Start Vishnu / Lakshmi Bhriga und die Götter



Vor langer Zeit war der Weise Brigha(1) im Zweifel, welchen Gott er verehren sollte. Brahma den alten Schöpfer- und Weisheitsgott, Shiva den großen Tänzer und Gott des Phallus oder Vishnu den Sonnen- und Vegetationsgott. Um zu einer Entscheidung zu kommen, flog er in den Himmel, wo sich die Paläste der drei Gottheiten befanden. Zuerst begab er sich zum Palast Brahmas. Er klopfte, doch niemand öffnete ihm. Er hörte jedoch im Innern ein leises Stimmengemurmel, faßte sich ein Herz und betrat den Palast. Brahma saß inmitten von vornehmen, hochgebildeten Brahmanen und Philosphen. Sie waren in ein Gespräch über die Urgründe des Atman und des Seins vertieft und beachteten den Gast nicht weiter. Von diesem Gespräch verstand der einfache Sadhu nur Bahnhof und nachdem er eine Zeitlang zugehört hatte und niemand sich um ihn kümmerte, verließ er enttäuscht den Palast, so wie er gekommen war.
Nun begab er sich zum Palast Shivas. Auch hier öffnete ihm niemand, doch auch hier hörte er Geräusche, diesmal ein leiser und lauter werdendes Stöhnen. Wie bereits beim Palast Brahmas trat er unaufgefordert ein. Mitten im Raum lagen Shiva und Parvati beim Sex.
Er wurde zunächst nicht bemerkt, da die beiden dabei waren, die höchsten Höhen des Orgasmus zu erklimmen, doch als Shiva ihn endlich bemerkte, warf er ihn hochkantig wieder hinaus.

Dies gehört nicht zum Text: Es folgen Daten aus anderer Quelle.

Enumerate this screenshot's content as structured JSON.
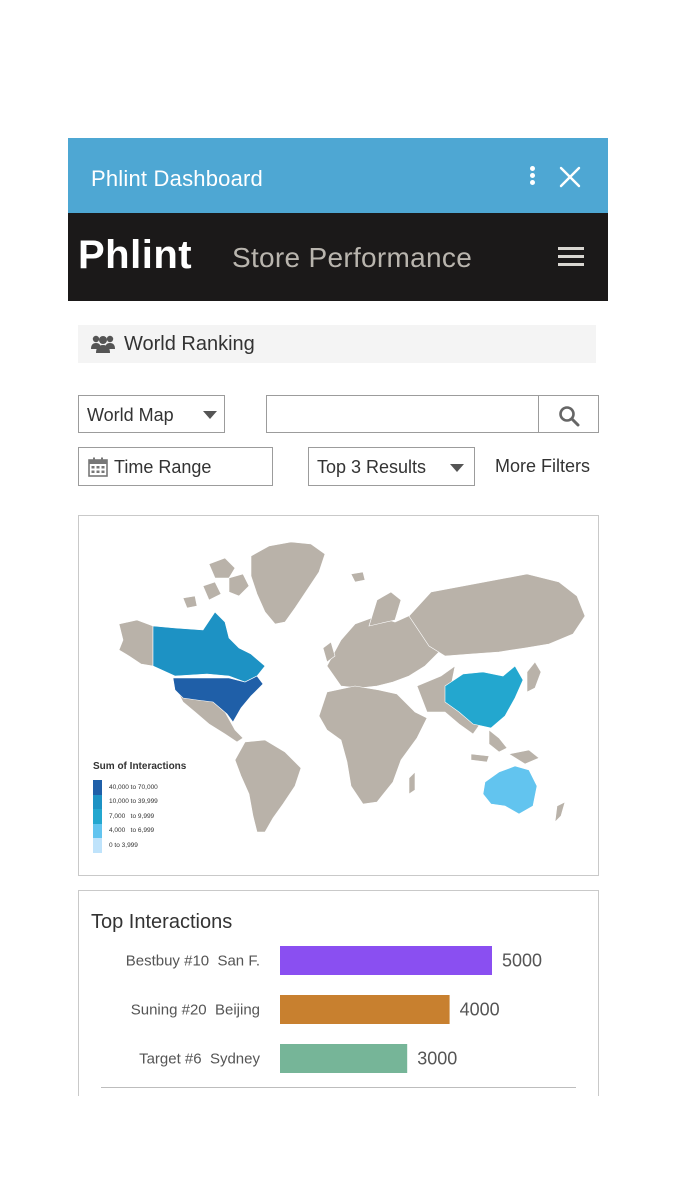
{
  "window": {
    "title": "Phlint Dashboard"
  },
  "appbar": {
    "brand": "Phlint",
    "page_title": "Store Performance"
  },
  "section": {
    "label": "World Ranking",
    "icon": "users-icon"
  },
  "filters": {
    "view_select": {
      "value": "World Map"
    },
    "search": {
      "value": "",
      "placeholder": ""
    },
    "time_range": {
      "label": "Time Range",
      "icon": "calendar-icon"
    },
    "results_select": {
      "value": "Top 3 Results"
    },
    "more_filters": "More Filters"
  },
  "map": {
    "legend_title": "Sum of Interactions",
    "legend": [
      {
        "label": "40,000 to 70,000",
        "color": "#1f5fa8"
      },
      {
        "label": "10,000 to 39,999",
        "color": "#1d92c4"
      },
      {
        "label": "7,000   to 9,999",
        "color": "#23a7cf"
      },
      {
        "label": "4,000   to 6,999",
        "color": "#62c4ef"
      },
      {
        "label": "0 to 3,999",
        "color": "#bfe3fb"
      }
    ],
    "land_color": "#b9b2a9",
    "highlighted_regions": [
      {
        "region": "United States",
        "color": "#1f5fa8"
      },
      {
        "region": "Canada",
        "color": "#1d92c4"
      },
      {
        "region": "China",
        "color": "#23a7cf"
      },
      {
        "region": "Australia",
        "color": "#62c4ef"
      }
    ]
  },
  "top_interactions": {
    "title": "Top Interactions",
    "chart_data": {
      "type": "bar",
      "orientation": "horizontal",
      "title": "Top Interactions",
      "categories": [
        "Bestbuy #10  San F.",
        "Suning #20  Beijing",
        "Target #6  Sydney"
      ],
      "values": [
        5000,
        4000,
        3000
      ],
      "colors": [
        "#8a4ff1",
        "#c8802f",
        "#76b598"
      ]
    }
  },
  "colors": {
    "title_bar": "#4ea7d3",
    "app_bar": "#1b1919"
  }
}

Nun war der Sadhu wirklich frustriert, begab sich aber trotzdem weiter zum Palast Vishnus. Auch hier öffnete niemand. Auch hier hörte er Geräusche, diesmal ein unregelmäßiges Sägegeräusch, das er sich nicht erklären konnte. Er nahm all seinen Mut zusammen und betrat auch diesen Palast. Doch was sah er da? Vishnu lag alleine mitten auf dem Boden und schlief. Seine Schnarchgeräusche erfüllten den ganzen Raum. Er war ensetzt. Der eine Gott redete die ganze Zeit unverständliches Zeug, der andere beschäftigte sich nur mit Sex, und der dritte schlief. Nun wurde er richtig wütend. Er näherte sich Vishnu und versetze ihm mit aller Kraft einen Tritt. Davon erwachte dieser, sah den Sadhu vor sich stehen und entschuldigte sich sofort. Wie konnte er nur schlafen wenn ein Besucher von soweit her gekommen war, um ihn zu sprechen. Er erkundigte sich nach dem Fuß des Sadhu, ob er sich bei dem Tritt verletzt habe. Er ließ Obst, vegetarische Speisen und Getränke bringen und wusch persönlich die Füße seines Gastes, um sie hernach mit Sandelcreme einzureiben. Er tat alles und noch mehr, was ein guter Gastgeber seinem höchstgeehrten Gast an Gutem tun kann, las ihm jeden Wunsch von den Augen ab und ließ keinen Blick von ihm, bis der Sadhu wieder zur Erde zurückkehrte. Zum Abschied sprach der Sadhu:
"Weil Brahma sich nicht um einfache Leute kümmert sondern nur um gebildete Brahmanen, soll er in Zukunft nur noch von Brahmanen verehrt werden. Weil Shiva nur Sex im Kopf hat, soll er in Zukunft unter dem Zeichen des Phallus verehrt werden. Aber du, Vishnu, weil du mich voll Liebe aufgenommen hast, will ich dich voll Liebe verehren, und so sollen es alle Menschen tun.


  1. Sohn des indischen Noah (Manu (siehe "Fischavatar")).
    Bhrigas Sohn Sukra wird später Guru der Asuras und als solcher in einem Kampf von Shiva verschluckt. In Shivas Innerem erkennt er den ganzen Kosmos und wird sein Verehrer bis er von ihm wieder durch seinen Penis entlassen wurde(Sukra= Samen). Dieses Erlebnis hielt ihn aber nicht davon ab, weiter der Dämonenguru zu sein und die übrigen Götter zu bekämpfen.